To obtain 126 L of a 60% acid solution, the chemist needs to mix 36 L of a 10% acid solution and 90 L of an 80% acid solution.
To determine how many liters of a 10% acid solution and an 80% acid solution must be mixed together to obtain 126 L of a 60% acid solution, you can use the following steps:
1. Let x represent the liters of the 10% acid solution and y represent the liters of the 80% acid solution.

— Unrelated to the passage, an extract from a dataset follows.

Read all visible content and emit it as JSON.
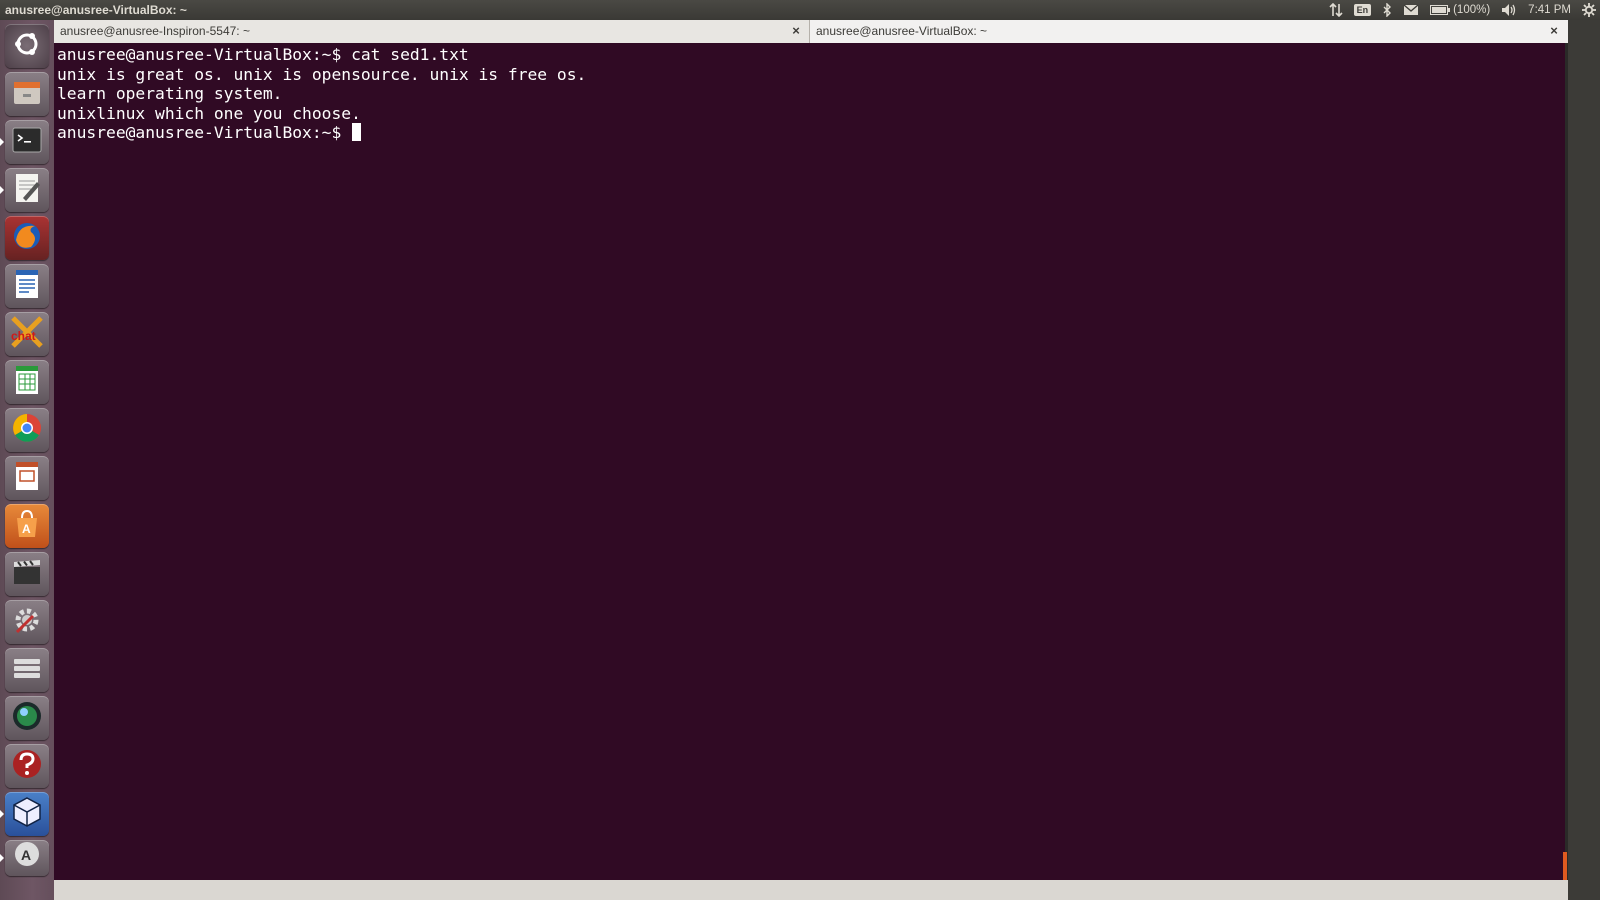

2. You know that the total volume of the mixture is 126 L, so you can write the equation: x + y = 126.
3. You also know that the mixture needs to be a 60% acid solution, so you can write the equation: 0.1x + 0.8y = 0.6 * 126, which simplifies to 0.1x + 0.8y = 75.6.
4. Now you have a system of linear equations:
x + y = 126
0.1x + 0.8y = 75.6
5. Solve for one variable, for example, x = 126 - y.
6. Substitute the expression for x in the second equation: 0.1(126 - y) + 0.8y = 75.6.
7. Simplify the equation: 12.6 - 0.1y + 0.8y = 75.6.
8. Combine the y terms: 0.7y = 63.
9. Solve for y: y = 63 / 0.7 = 90.
10. Substitute the value of y back into the equation for x: x = 126 - 90 = 36.
So, to obtain 126 L of a 60% acid solution, the chemist needs to mix 36 L of a 10% acid solution and 90 L of an 80% acid solution.